Write Aims the Right Way (templates)

  • Diagnosis (predictive): “To develop and validate a model that estimates the probability of bacterial meningitis at ED triage using history, exam, and lab data.” 

  • Prognosis (predictive): “To predict 90‑day functional decline in COPD outpatients at clinic visit time‑zero.” 

  • Therapeutic (causal): “To estimate the effect of early steroids vs usual care on 28‑day mortality in septic shock.” 

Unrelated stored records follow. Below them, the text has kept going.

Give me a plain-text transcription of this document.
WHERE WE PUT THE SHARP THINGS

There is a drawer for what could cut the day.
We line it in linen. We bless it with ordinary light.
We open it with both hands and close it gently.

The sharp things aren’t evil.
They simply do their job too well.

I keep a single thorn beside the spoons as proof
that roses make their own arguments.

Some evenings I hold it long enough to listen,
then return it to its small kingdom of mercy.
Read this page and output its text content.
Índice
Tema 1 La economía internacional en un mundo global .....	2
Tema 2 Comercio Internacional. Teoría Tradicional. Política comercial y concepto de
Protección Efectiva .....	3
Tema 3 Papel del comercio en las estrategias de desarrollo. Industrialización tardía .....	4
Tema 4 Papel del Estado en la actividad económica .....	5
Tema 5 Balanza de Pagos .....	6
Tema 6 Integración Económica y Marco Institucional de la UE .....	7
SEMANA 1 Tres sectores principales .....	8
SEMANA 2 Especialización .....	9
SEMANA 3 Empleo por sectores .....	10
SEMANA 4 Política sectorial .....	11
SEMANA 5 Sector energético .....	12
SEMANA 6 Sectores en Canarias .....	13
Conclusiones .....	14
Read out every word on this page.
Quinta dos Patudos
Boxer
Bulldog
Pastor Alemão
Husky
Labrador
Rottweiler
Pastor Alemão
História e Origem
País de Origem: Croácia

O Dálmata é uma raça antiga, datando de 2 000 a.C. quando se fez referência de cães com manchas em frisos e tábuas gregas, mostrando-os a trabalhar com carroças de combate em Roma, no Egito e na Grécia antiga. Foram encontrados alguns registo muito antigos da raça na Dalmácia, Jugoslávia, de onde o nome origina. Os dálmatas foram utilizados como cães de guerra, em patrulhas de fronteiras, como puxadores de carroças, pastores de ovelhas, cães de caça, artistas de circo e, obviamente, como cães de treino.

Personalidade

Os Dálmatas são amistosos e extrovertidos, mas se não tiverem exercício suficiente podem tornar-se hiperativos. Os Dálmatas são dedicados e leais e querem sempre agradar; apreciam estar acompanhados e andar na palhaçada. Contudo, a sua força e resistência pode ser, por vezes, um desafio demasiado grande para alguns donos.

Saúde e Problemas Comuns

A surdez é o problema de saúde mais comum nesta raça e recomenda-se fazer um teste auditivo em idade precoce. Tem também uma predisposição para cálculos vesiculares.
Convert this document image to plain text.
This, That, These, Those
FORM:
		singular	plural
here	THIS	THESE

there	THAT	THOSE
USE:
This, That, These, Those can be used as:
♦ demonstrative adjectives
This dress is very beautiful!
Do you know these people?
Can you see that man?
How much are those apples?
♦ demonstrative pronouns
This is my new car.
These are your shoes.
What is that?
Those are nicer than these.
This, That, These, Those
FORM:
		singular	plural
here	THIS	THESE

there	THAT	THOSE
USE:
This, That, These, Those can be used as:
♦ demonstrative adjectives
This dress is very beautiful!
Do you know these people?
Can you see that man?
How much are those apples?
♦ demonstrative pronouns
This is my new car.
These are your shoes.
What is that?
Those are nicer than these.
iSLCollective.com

  • Etiologic (causal): “To estimate the causal effect of shift‑work exposure on incident depression using DAG‑guided adjustment in a prospective cohort.” 

🔍 Secret Insight Sidebar

Don’t import causal habits into prediction. In CPM work, “confounders” aren’t enemies—they’re features that may boost predictive power. Save your DAG swords for questions that truly claim X → Y.

Key Takeaways

  • Diagnosis & Prognosis = predictive problems; judge by AUROC + calibration, not causality.

  • Therapeutic = causal by design; randomization (or its emulation) is your best friend.

  • Etiology can be causal or not—declare your lane early and align design/metrics accordingly.

  • CPMs deliver individual absolute risk; demand clear point of prediction, proper handling of data, and external validation before bedside use.